New Treatment for Young Breast Cancer Survivors
Drug appears more effective than tamoxifen at reducing recurrence in premenopausal women: study
By Dennis Thompson
SUNDAY, June 1, 2014 (HealthDay News) -- A new type of anti-estrogen drug appears to work better than the estrogen-blocking drug tamoxifen in preventing recurrences of breast cancer in certain women, a new study reports.
Exemestane (Aromasin), which belongs to a class of drugs called aromatase inhibitors, reduced the relative risk of breast cancer recurrence by nearly a third compared to tamoxifen. But, for exemestane to work in premenopausal women, the drug can only be given when ovarian function is being suppressed.
"For years, tamoxifen has been the standard hormone therapy for preventing breast cancer recurrences in young women with hormone-sensitive disease. These results confirm that exemestane with ovarian function suppression constitutes a valid alternative," study lead author Dr. Olivia Pagani, clinical director of the Breast Unit at the Oncology Institute of Southern Switzerland in Bellinzona, Switzerland, said in a prepared statement.
Findings from the study were scheduled to be presented Sunday at the American Society of Clinical Oncology (ASCO) annual meeting in Chicago. The study was also published simultaneously in the New England Journal of Medicine. Funding for the study was provided by drug makers Pfizer and Ipsen, as well as the International Breast Cancer Study Group and the U.S. National Cancer Institute.
Aromatase inhibitors, such as exemestane, work by preventing other hormones from changing into estrogen, which is the female hormone that often fuels breast cancer growth.
By comparison, tamoxifen blocks estrogen from being used by cancer cells.
Tamoxifen has been the default standard of care for premenopausal women because aromatase inhibitors are not effective in women whose ovaries are functioning, said Dr. Len Lichtenfeld, deputy chief medical officer for the American Cancer Society.
"The amount of estrogen in their bodies is too great for it to have a beneficial function," Lichtenfeld said.
But doctors wondered whether aromatase inhibitors could be used to better protect young women against breast cancer if their ovary function was suppressed, essentially putting them through menopause and reducing their estrogen levels.

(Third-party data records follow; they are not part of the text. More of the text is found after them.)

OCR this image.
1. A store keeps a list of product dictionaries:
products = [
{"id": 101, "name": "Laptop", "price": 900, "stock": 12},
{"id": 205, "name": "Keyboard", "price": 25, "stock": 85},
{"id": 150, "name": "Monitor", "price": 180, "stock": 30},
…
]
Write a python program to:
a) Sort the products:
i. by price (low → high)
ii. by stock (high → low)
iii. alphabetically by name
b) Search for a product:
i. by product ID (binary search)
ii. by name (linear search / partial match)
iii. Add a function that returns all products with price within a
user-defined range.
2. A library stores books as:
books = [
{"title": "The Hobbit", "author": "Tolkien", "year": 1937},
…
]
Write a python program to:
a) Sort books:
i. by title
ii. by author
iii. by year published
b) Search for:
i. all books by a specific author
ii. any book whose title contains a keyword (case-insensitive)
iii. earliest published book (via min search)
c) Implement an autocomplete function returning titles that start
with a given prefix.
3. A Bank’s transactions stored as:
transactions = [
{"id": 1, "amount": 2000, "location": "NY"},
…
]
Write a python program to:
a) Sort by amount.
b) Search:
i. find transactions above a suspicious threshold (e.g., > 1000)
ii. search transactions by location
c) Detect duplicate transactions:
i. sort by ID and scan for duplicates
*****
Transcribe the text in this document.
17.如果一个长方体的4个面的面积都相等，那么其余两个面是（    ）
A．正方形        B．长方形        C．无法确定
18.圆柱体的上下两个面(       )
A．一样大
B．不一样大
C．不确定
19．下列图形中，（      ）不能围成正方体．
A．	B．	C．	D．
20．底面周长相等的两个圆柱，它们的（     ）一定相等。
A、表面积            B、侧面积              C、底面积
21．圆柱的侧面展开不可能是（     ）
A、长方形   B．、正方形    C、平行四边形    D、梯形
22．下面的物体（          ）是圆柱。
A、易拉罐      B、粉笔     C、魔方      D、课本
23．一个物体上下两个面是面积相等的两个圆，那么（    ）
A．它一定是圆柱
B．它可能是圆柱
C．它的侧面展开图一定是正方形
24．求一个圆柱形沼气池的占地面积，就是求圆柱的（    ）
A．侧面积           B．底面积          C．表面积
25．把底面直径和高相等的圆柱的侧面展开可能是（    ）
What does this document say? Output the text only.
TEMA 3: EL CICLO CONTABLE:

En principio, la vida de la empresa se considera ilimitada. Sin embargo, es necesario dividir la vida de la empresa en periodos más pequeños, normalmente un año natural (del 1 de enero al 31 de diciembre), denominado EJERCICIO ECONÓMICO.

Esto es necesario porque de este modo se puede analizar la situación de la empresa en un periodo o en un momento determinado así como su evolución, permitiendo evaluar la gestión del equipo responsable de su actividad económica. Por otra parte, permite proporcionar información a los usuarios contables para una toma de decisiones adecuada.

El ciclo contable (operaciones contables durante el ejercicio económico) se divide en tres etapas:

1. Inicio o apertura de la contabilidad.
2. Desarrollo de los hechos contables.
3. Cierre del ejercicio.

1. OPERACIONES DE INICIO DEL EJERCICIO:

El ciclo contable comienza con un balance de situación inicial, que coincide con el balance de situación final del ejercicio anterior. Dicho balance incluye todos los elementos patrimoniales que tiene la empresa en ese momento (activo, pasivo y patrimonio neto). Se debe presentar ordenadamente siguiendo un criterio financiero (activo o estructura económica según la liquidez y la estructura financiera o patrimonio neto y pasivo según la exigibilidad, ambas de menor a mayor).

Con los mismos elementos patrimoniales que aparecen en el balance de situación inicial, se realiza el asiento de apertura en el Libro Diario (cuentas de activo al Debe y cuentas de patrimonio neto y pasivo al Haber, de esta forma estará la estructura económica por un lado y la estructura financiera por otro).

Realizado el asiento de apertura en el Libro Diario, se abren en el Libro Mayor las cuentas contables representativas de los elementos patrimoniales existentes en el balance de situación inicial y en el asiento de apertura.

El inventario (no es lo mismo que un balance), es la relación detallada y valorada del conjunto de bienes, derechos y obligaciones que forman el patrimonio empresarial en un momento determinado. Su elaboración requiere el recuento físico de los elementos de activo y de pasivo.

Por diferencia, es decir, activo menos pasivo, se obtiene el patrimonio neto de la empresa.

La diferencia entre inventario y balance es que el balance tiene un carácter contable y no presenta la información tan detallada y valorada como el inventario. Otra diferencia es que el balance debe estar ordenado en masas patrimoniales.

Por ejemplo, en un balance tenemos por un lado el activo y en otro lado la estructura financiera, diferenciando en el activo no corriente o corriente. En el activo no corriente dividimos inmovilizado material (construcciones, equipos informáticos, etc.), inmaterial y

This study analyzed treatment outcomes of almost 4,700 breast cancer survivors who participated in two worldwide clinical trials aimed at answering that question.
The women, average age 43, all underwent treatment to stop their ovaries from functioning. Each chose one of three methods, Lichtenfeld said -- they could take medication to suppress ovary function, have their ovaries exposed to radiation, or have their ovaries surgically removed.
On top of ovary suppression, the women were randomly assigned to take either exemestane or tamoxifen to help prevent a recurrence of their breast cancer.
The cancer-free survival rate at five years ended up 91.1 percent in the exemestane group versus 87.3 percent in the tamoxifen group. That amounts to a 28 percent lower risk of subsequent invasive cancer, the researchers reported.